Despite this, Brazil’s defense expenditure has grown faster than the majority of the world’s largest defense budgets, at a CAGR of 20.59% between 2005 and 2010, and it is expected to register further growth at a CAGR of 16.69% between 2011 and 2016.
Brazil has the highest defense expenditure in Latin America, and contributes 48% of the region’s total defense expenditure. Brazil is historically a peaceful country, with a negligible threat from its neighbors and a history of non-involvement in armed conflict. Despite Brazil’s peaceful stance, it has the eleventh-largest defense expenditure in the world and was one of the fastest growing defense industries in the world. This is mostly due to its protection of natural resources from illegal mining, deforestation and drug trafficking, as well as its high spending on pensions of former military personnel.
As Brazil’s long-term focus is the reduction of its reliance on foreign arms suppliers, it is working towards enhancing its indigenous defense capabilities through technology transfer agreements. Brazil’s defense expenditure is expected to grow during the forecast period (2011-2016) due to Brazil’s aim to become the leading arms exporter in Latin America. Brazil is also expected to spend more on defense over the forecast period due to its current modernization of outdated defense systems, and the country’s desire to protect its natural resources.
The country’s defense procurements are largely focused on the protection of its internal environment and natural resources from illegal mining, deforestation and drug trafficking. The country is vast and geographically diverse and is home to the Amazon River and Amazon Rainforest. It also has large reserves of natural resources, and has recently discovered substantial oil reserves.
The Brazilian Ministry of Defense aims to decrease its dependence on foreign OEMs (original equipment manufacturers) and enhancing its domestic defense capabilities. As such, it prefers to procure defense technology from foreign OEMs, which is then constructed by domestic defense companies. This provides domestic defense firms with technology and equipment which they can integrate into their existing systems. Brazil aims to become a net exporter of defense equipment, and it benefits from low labor costs and large availability of raw materials.
Brazil’s homeland security expenditure and product procurement is expected to increase during the forecast period to improve security for Brazil’s hosting of major international sporting events. Millions of spectators expected to attend the 2014 Football World Cup and 2016 Olympic Games, which will take place in Brazil, and will require additional security. The country has begun discussions with Israeli security companies in order to receive security services and technology in airports and transport systems.

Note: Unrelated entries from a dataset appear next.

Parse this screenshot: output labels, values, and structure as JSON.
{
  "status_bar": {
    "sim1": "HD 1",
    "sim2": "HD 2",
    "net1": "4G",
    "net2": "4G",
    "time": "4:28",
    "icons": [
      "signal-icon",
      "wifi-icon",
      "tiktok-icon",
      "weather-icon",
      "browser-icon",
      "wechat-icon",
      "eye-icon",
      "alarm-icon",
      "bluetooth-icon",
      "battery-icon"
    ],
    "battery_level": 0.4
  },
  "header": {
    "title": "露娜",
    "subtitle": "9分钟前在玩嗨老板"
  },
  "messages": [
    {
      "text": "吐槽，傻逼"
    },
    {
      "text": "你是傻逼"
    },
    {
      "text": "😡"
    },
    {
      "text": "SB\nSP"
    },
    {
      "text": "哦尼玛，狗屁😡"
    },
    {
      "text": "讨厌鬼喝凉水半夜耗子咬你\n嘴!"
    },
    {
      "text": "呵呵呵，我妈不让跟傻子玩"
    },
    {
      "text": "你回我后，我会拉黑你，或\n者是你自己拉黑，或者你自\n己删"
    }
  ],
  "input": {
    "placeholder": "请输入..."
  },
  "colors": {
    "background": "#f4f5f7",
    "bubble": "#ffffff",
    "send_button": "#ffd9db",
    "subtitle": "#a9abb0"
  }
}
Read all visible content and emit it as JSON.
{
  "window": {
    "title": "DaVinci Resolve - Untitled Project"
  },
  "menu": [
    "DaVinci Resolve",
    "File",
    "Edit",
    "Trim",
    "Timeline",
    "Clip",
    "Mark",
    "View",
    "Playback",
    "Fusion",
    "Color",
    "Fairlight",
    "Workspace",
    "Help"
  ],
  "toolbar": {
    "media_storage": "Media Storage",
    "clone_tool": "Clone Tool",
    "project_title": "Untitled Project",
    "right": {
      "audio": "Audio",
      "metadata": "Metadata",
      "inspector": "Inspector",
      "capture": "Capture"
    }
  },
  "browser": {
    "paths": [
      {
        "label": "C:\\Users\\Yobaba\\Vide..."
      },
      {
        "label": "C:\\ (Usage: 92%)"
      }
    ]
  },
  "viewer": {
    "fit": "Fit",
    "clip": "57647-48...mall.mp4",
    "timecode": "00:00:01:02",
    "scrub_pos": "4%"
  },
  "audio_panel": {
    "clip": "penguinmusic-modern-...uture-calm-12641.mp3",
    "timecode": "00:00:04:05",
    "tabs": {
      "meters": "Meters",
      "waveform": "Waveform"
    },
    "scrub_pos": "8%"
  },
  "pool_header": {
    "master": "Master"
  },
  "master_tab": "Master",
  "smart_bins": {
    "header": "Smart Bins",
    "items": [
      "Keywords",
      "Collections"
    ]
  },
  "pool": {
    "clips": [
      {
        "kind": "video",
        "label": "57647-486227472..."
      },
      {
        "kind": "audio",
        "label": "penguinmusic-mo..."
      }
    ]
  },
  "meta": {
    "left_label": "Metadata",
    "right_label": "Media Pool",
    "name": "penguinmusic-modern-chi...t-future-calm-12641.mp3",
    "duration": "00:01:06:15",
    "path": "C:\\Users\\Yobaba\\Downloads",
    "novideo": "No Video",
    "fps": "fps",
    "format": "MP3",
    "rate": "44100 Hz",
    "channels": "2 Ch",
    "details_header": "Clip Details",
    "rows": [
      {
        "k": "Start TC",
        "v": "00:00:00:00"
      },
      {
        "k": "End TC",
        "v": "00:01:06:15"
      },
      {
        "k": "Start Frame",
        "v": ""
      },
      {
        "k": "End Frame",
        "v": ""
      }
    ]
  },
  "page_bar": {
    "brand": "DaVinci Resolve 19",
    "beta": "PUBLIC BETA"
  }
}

Brazil adopts a competitive bidding approach for both domestic and international acquisitions. In addition to compliance with the defense requirements, a bidder must offer the lowest price with the maximum technology transfer to win a defense contract from the country. Any defense deal worth more than US$5 million has an offset obligation equivalent to 100% of the contract value. The main entry strategy for foreign OEMs is through the direct offset route, which entails the transfer of technology to local companies and the manufacture and assembly of systems in Brazil. However, a number of foreign OEMs have established manufacturing bases in Brazil, in order to capitalize on its low labor costs and availability of raw materials. As such, Brazil is considered to be an export hub for Latin America.
Brazilian industries are co-operating with South Africa as part of the trilateral IBSA (India, Brazil and South Africa) agreement. Denel Dynamics is working alongside various Brazilian industry companies on the development of the A-Darter, a 5th generation, air-to-air-missile, to meet the needs of the air forces of South Africa and Brazil. In South Africa, the missile will be integrated to the SA Air Force’s Gripen and Hawk aircraft.
The A-Darter missile is a five year project with a value of more than R1-billion. Advanced testing of the infra-red air-to-air missile was completed earlier this year and the final products are due for delivery to the South African and Brazilian air forces in early 2013.
Brazil is looking to buy new fighter jets, something that has been described as a matter of urgency. France’s Dassault-built Rafale, Boeing’s F/A-18 Super Hornet and the Swedish Saab Gripen NG have long been vying for the estimated US$4-7 billion contract to renew Brazil’s dilapidated fleet of air force jets, Reuters reports.
The Brazilian government announced recently it would delay its decision until at least 2012 due to the escalating economic crisis.
Brazil recently bought four Scorpene-type conventional attack submarines from France for 6.7 billion euros, in one of the biggest submarine deals in years.